Assistance needed on setting up HA when using AWS AutoScaling groups for hosts

I have been using Rancher with AWS for testing container management and I am beginning to build my production environment. I have gone through the HA setup instruction and have Rancher successfully running on 3 hosts with an ELB in front. All seems to be working properly. I have come to the point where I am going to be adding hosts. I saw this Note at the end of the HA instructions.

If you are using AWS, you will need to specify the IP of the hosts that you are adding into Rancher. If you are adding a custom host, you can specify the public IP in the UI and the command to launch Rancher agent will be editted to specify the IP. If you are adding a host through the UI, after the host has been added into Rancher, you will need to ssh into the host to re-run the custom command to re-launch Rancher agent so that the IP is correct.
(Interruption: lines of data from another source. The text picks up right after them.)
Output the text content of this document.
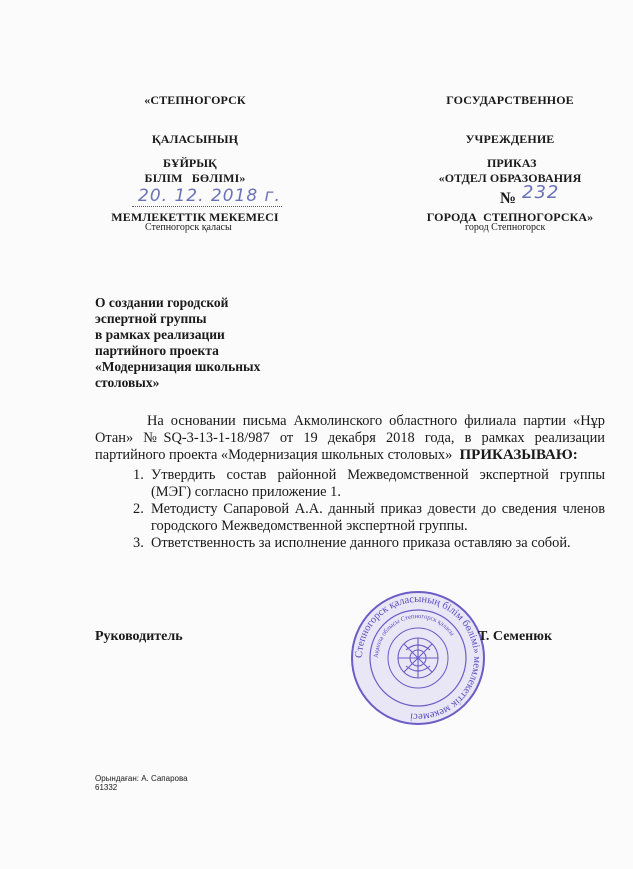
«СТЕПНОГОРСК

ҚАЛАСЫНЫҢ

БІЛІМ   БӨЛІМІ»

МЕМЛЕКЕТТІК МЕКЕМЕСІ

ГОСУДАРСТВЕННОЕ

УЧРЕЖДЕНИЕ

«ОТДЕЛ ОБРАЗОВАНИЯ

ГОРОДА  СТЕПНОГОРСКА»

БҰЙРЫҚ	ПРИКАЗ
20. 12. 2018 г.	№ 232
Степногорск қаласы	город Степногорск
О создании городской
эспертной группы
в рамках реализации
партийного проекта
«Модернизация школьных
столовых»
На основании письма Акмолинского областного филиала партии «Нұр Отан» №SQ-3-13-1-18/987 от 19 декабря 2018 года, в рамках реализации партийного проекта «Модернизация школьных столовых» ПРИКАЗЫВАЮ:
1. Утвердить состав районной Межведомственной экспертной группы (МЭГ) согласно приложение 1.
2. Методисту Сапаровой А.А. данный приказ довести до сведения членов городского Межведомственной экспертной группы.
3. Ответственность за исполнение данного приказа оставляю за собой.
Степногорск қаласының білім бөлімі» мемлекеттік мекемесі
Ақмола облысы Степногорск қаласы
Руководитель	Т. Семенюк
Орындаған: А. Сапарова
61332
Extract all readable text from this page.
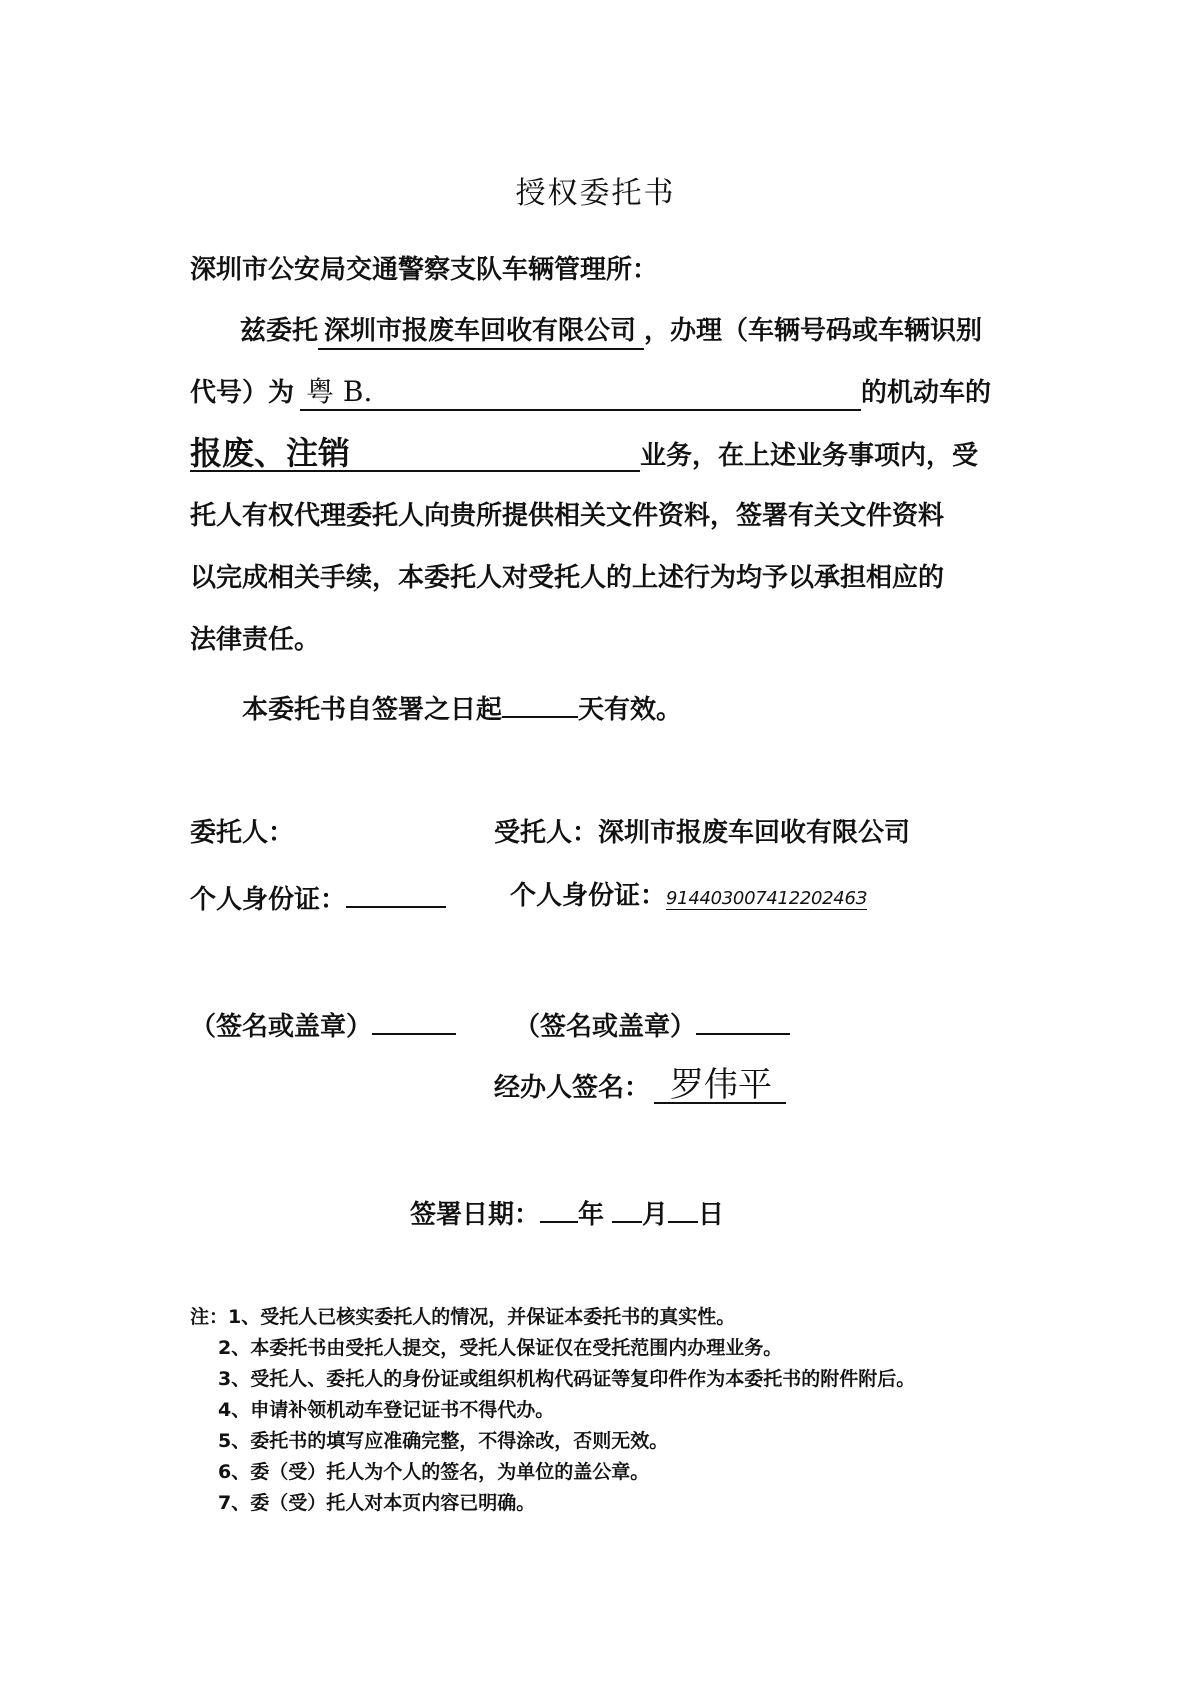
授权委托书
深圳市公安局交通警察支队车辆管理所：
兹委托 深圳市报废车回收有限公司 ，办理（车辆号码或车辆识别
代号）为 粤 B.	的机动车的
报废、注销	业务，在上述业务事项内，受
托人有权代理委托人向贵所提供相关文件资料，签署有关文件资料
以完成相关手续，本委托人对受托人的上述行为均予以承担相应的
法律责任。
本委托书自签署之日起	天有效。
委托人：	受托人：深圳市报废车回收有限公司
个人身份证：	个人身份证：91440300741220246З
（签名或盖章）	（签名或盖章）
经办人签名： 罗伟平
签署日期： 年 月 日
注：1、受托人已核实委托人的情况，并保证本委托书的真实性。
2、本委托书由受托人提交，受托人保证仅在受托范围内办理业务。
3、受托人、委托人的身份证或组织机构代码证等复印件作为本委托书的附件附后。
4、申请补领机动车登记证书不得代办。
5、委托书的填写应准确完整，不得涂改，否则无效。
6、委（受）托人为个人的签名，为单位的盖公章。
7、委（受）托人对本页内容已明确。
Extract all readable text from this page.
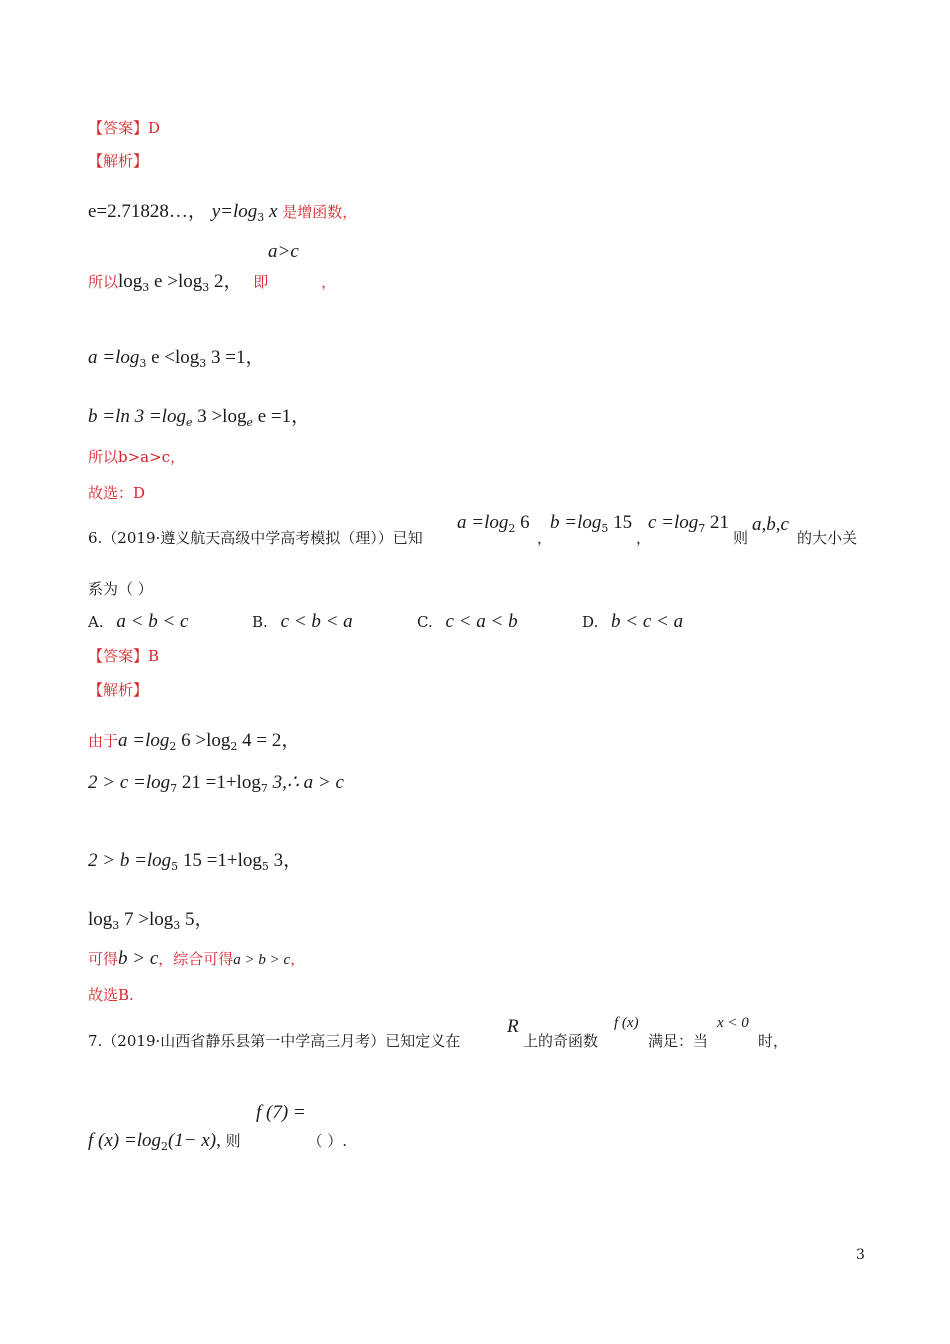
【答案】D
【解析】
e=2.71828…， $y=\log_3$ x 是增函数，
a>c
所以$\log_3 e >\log_3$ 2， 即	，
$a =\log_3$ $e <\log_3$ 3 =1，
b =ln $3 =\log_e$ $3 >\log_e$ e =1，
所以b>a>c，
故选：D
6.（2019·遵义航天高级中学高考模拟（理））已知
$a =\log_2$ 6
，
$b =\log_5$ 15
，
$c =\log_7$ 21
则
a,b,c
的大小关
系为（ ）
A. a < b < c	B. c < b < a	C. c < a < b	D. b < c < a
【答案】B
【解析】
由于$a =\log_2$ $6 >\log_2$ 4 = 2，
$2 > c =\log_7$ $21 =1+\log_7$ 3,∴ a > c
$2 > b =\log_5$ $15 =1+\log_5$ 3，
$\log_3 7 >\log_3$ 5，
可得b > c，综合可得a > b > c，
故选B.
7.（2019·山西省静乐县第一中学高三月考）已知定义在
R
上的奇函数
f (x)
满足：当
x < 0
时，
f (7) =
f $(x) =\log_2(1- x)$, 则	（ ）.
3
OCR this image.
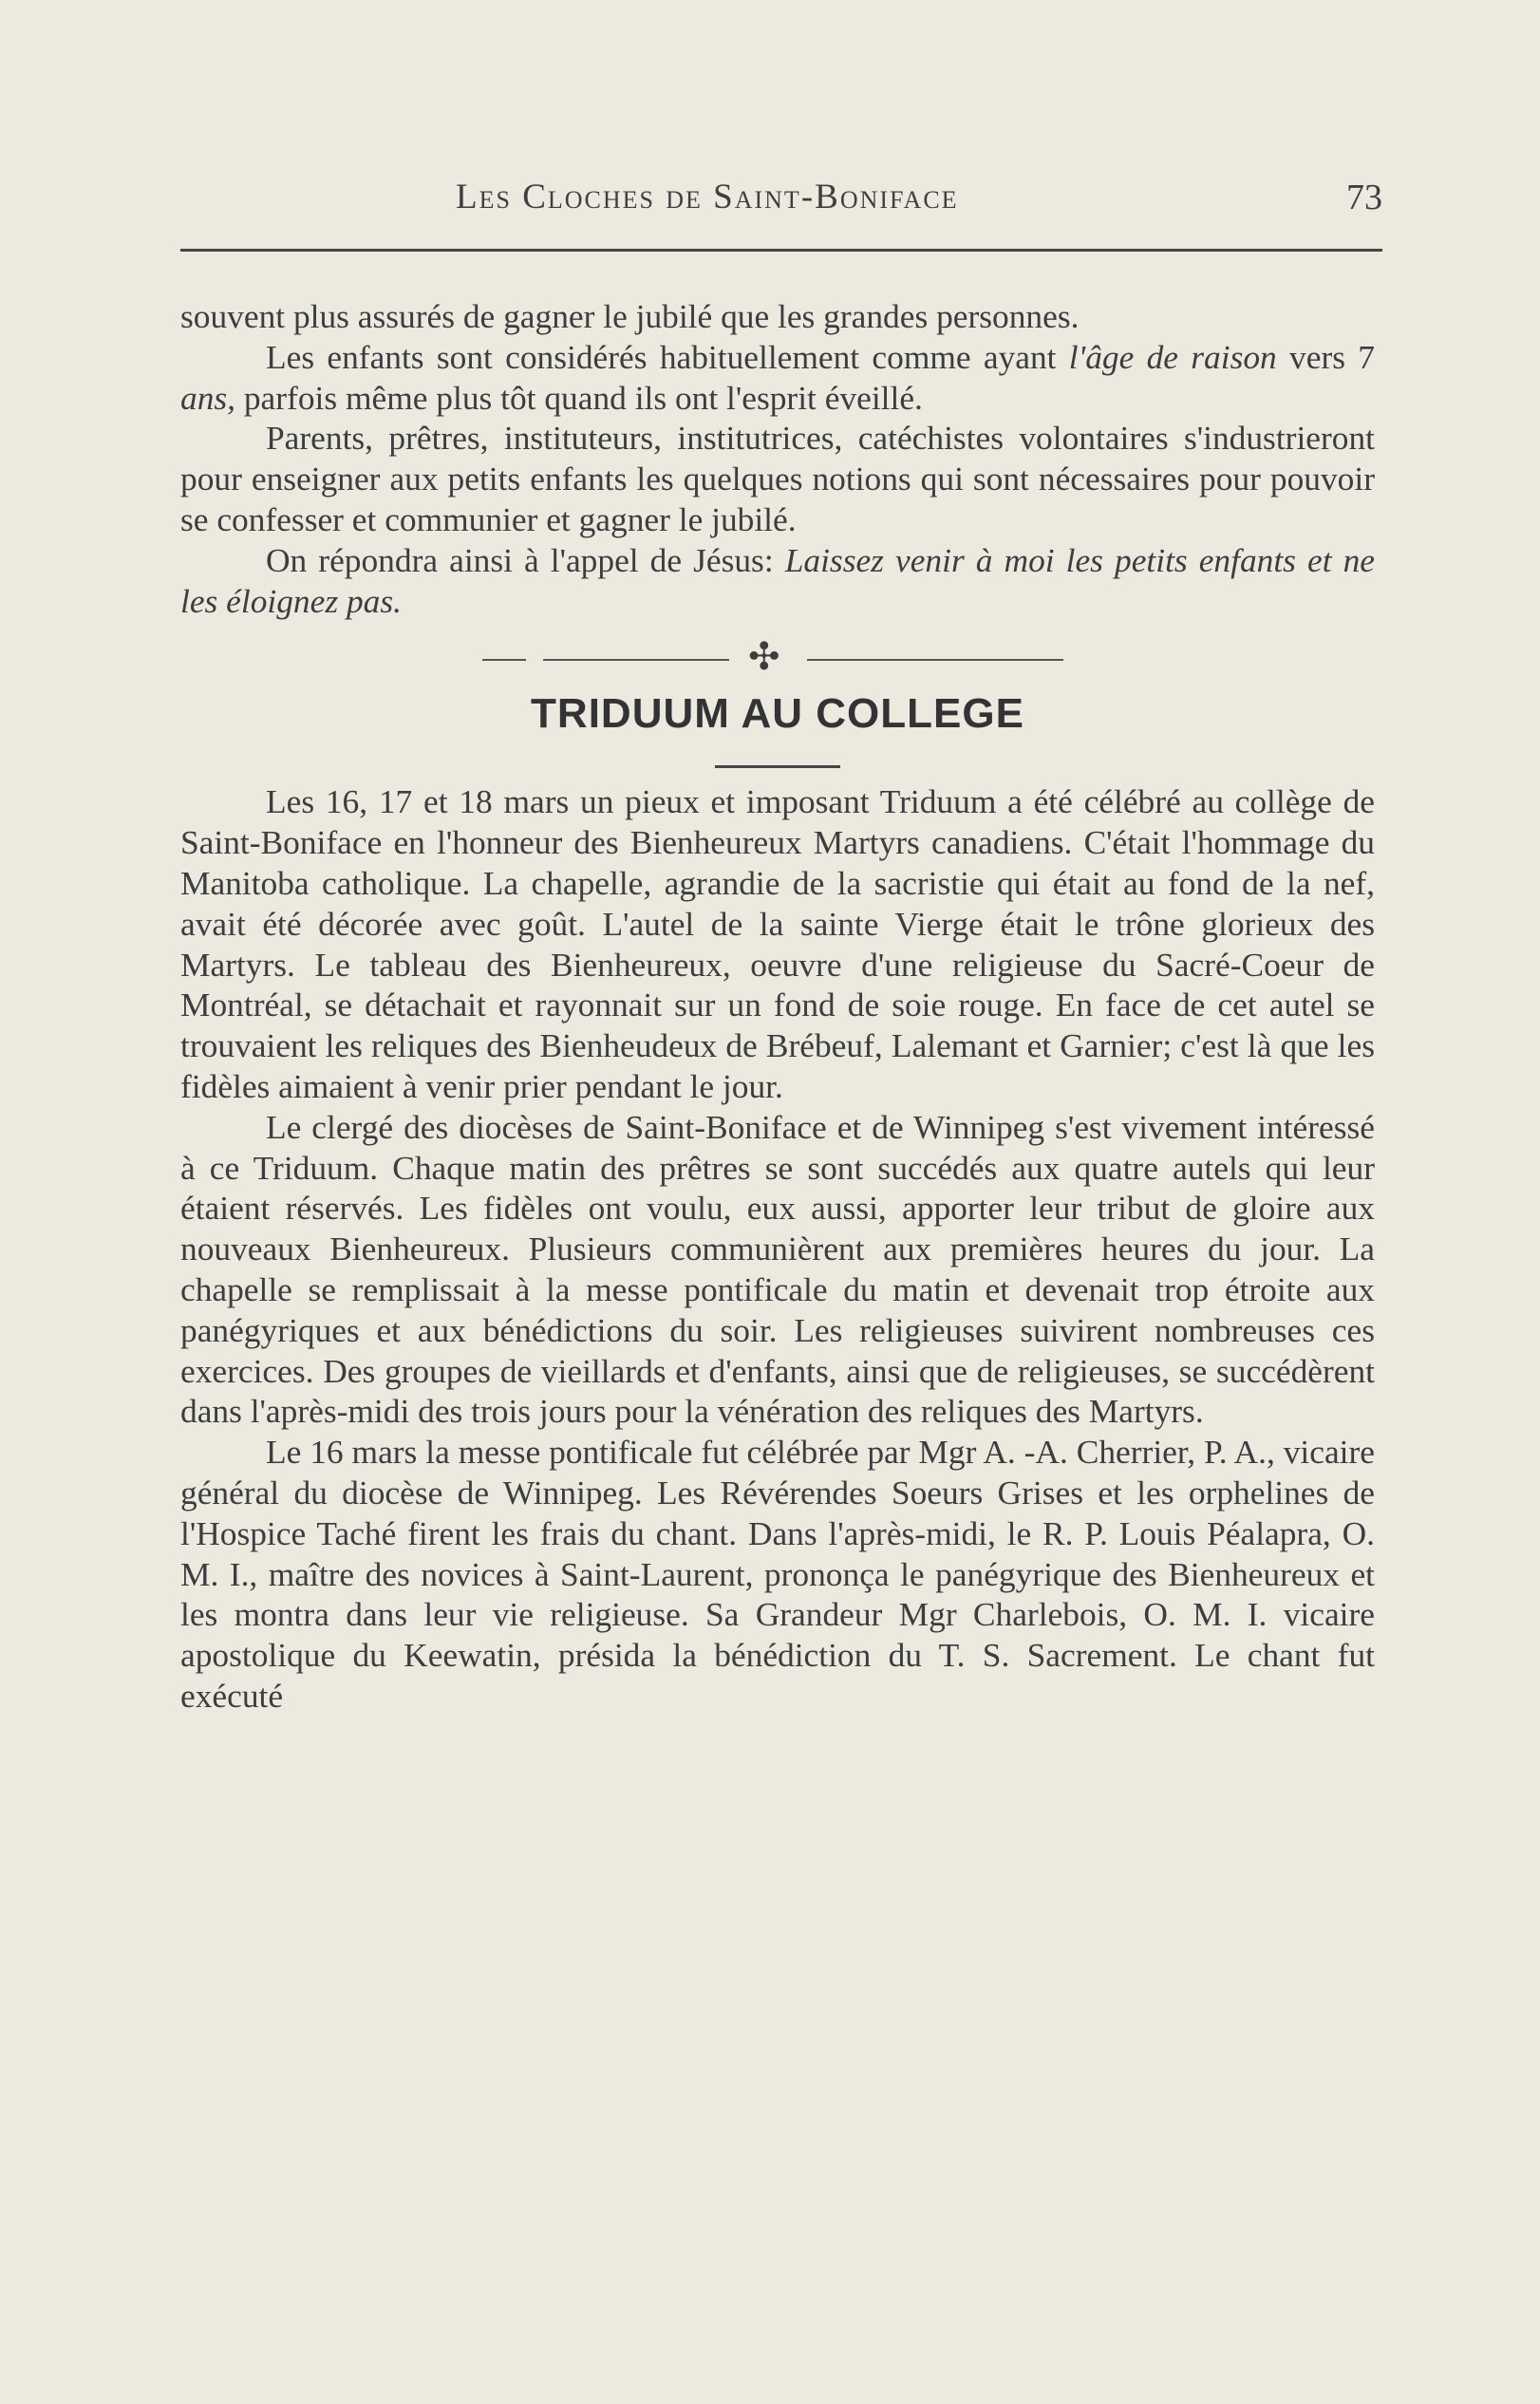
Les Cloches de Saint-Boniface	73

souvent plus assurés de gagner le jubilé que les grandes personnes.

Les enfants sont considérés habituellement comme ayant l'âge de raison vers 7 ans, parfois même plus tôt quand ils ont l'esprit éveillé.

Parents, prêtres, instituteurs, institutrices, catéchistes volontaires s'industrieront pour enseigner aux petits enfants les quelques notions qui sont nécessaires pour pouvoir se confesser et communier et gagner le jubilé.

On répondra ainsi à l'appel de Jésus: Laissez venir à moi les petits enfants et ne les éloignez pas.

✣
TRIDUUM AU COLLEGE

Les 16, 17 et 18 mars un pieux et imposant Triduum a été célébré au collège de Saint-Boniface en l'honneur des Bienheureux Martyrs canadiens. C'était l'hommage du Manitoba catholique. La chapelle, agrandie de la sacristie qui était au fond de la nef, avait été décorée avec goût. L'autel de la sainte Vierge était le trône glorieux des Martyrs. Le tableau des Bienheureux, oeuvre d'une religieuse du Sacré-Coeur de Montréal, se détachait et rayonnait sur un fond de soie rouge. En face de cet autel se trouvaient les reliques des Bienheudeux de Brébeuf, Lalemant et Garnier; c'est là que les fidèles aimaient à venir prier pendant le jour.

Le clergé des diocèses de Saint-Boniface et de Winnipeg s'est vivement intéressé à ce Triduum. Chaque matin des prêtres se sont succédés aux quatre autels qui leur étaient réservés. Les fidèles ont voulu, eux aussi, apporter leur tribut de gloire aux nouveaux Bienheureux. Plusieurs communièrent aux premières heures du jour. La chapelle se remplissait à la messe pontificale du matin et devenait trop étroite aux panégyriques et aux bénédictions du soir. Les religieuses suivirent nombreuses ces exercices. Des groupes de vieillards et d'enfants, ainsi que de religieuses, se succédèrent dans l'après-midi des trois jours pour la vénération des reliques des Martyrs.

Le 16 mars la messe pontificale fut célébrée par Mgr A. -A. Cherrier, P. A., vicaire général du diocèse de Winnipeg. Les Révérendes Soeurs Grises et les orphelines de l'Hospice Taché firent les frais du chant. Dans l'après-midi, le R. P. Louis Péalapra, O. M. I., maître des novices à Saint-Laurent, prononça le panégyrique des Bienheureux et les montra dans leur vie religieuse. Sa Grandeur Mgr Charlebois, O. M. I. vicaire apostolique du Keewatin, présida la bénédiction du T. S. Sacrement. Le chant fut exécuté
In my testing environment I have 3 autoscaling groups and launch configurations for three different types of host I want. These the following:

  1. Launches instance from AMI that I pre-created with docker installed. (this instance also has the certificate and settings for my docker registry)
  2. During launch it installs the correct Rancher agent which is configured to have the host labels I want for each group of instances.

This has been working very smoothly. I have my containers configure to run on particular hosts. If a host dies, then it is automatically replaced with with a new host which has the proper label and the container will redistribute to the new host properly.

My question is this:

Judging by the what this HA instructions are saying, it appears that there is something that will need to be done after each host is added. Something related to registering the host IP address. Can you please explain this process and help me find a way to automate that in my autoscaling group/launch configuration.

Also, this is the custom script that is generated from my new Rancher HA server when I click on add a custome host:
sudo docker run -d --privileged -e CA_FINGERPRINT="AF:6C:75:7B:BC:C1:36:23:F8:0F:78:D4:01:65:B3:18:7D:43:C6:DC" -v /var/run/docker.sock:/var/run/docker.sock -v /var/lib/rancher:/var/lib/rancher rancher/agent:v1.0.1

As of this time I cannot connect to the server over https:// so this will not work. I suspect my load balancer is not pointing to the correct port. I have it set to direct 80 > 18080 but I do not know which port to direct it to for https. These are the ports that the rancher server has opened:

Any help is appreciated.

this is the results of netstat -ln
Nothing is listening on port 443 or 444.

Any help? The documentation for HA setup does not really state what ports to set for the load balancer but I found another post that said it should be 80 > 81 and 443 > 444. This did not work. I can access the HA server only because I have pointed 80 > 18080

Something is clearly not right with the networking.

I found this post:

The post mentioned that there was a bug in rancher 1.1.0dev1. Rancher HA does not work with Rancher v1.1.0-dev1 due to rancher-compose issue · Issue #4733 · rancher/rancher · GitHub. I checked and realized that I was using that version.

I followed the directions and removed all the containers and restarted, specifying to user v1.0.1.

remove all containers

$ docker rm -f $(docker ps -a -q)

launch rancher server

$ ./ rancher/server:v1.0.1

I can indeed connect over port 80 now with my LoadBalancer set to 80 > 80.
But when I try to connect to https: I get an error that the certificate is invalid. When I look at the certificate, this is what I see.

There are some known issues with adding hosts in a HA AWS/ELB setup. We are looking to fix this for v1.1.0-dev2.

As denise mentioned, there are existing issues pertaining to SSL and AWS ELB.

Your current config (80->80) will work for HTTP traffic, but not web sockets. We use web sockets for log tailing and shell access to containers.

If you’d like to get Rancher HA functioning in AWS without SSL, I’d recommend mapping 80->81 and enabling proxy protocol on port 81 of your ELB.


Thanks LLParse and Denise.

I really want to stick with the stable release 1.0.1 if I can. I am trying to build a production environment. I am also on docker version 1.10.3. I encountered problems with 1.11 in trying to implement ConvoyFS. So I would like to know the best way to get this working in that scenario.

Is it possible, with the instruction you gave me, or is HA not possible with this version?

@cloudlady911 We just released v1.0.2 (latest stable release) that has some improvements with HA, AWS, ELB, so you might want to check that out!

Thanks @denise! What is the risk level in deploying this in my production environment? I have everything very stable right now.

Has the documentation been updated yet?

HA + SSL + ELB is not possible in 1.0.1 because the proxy-protocol port (444) returns responses that say http/ws instead of https/wss. This is fixed in 1.0.2, along with a short list of other changes.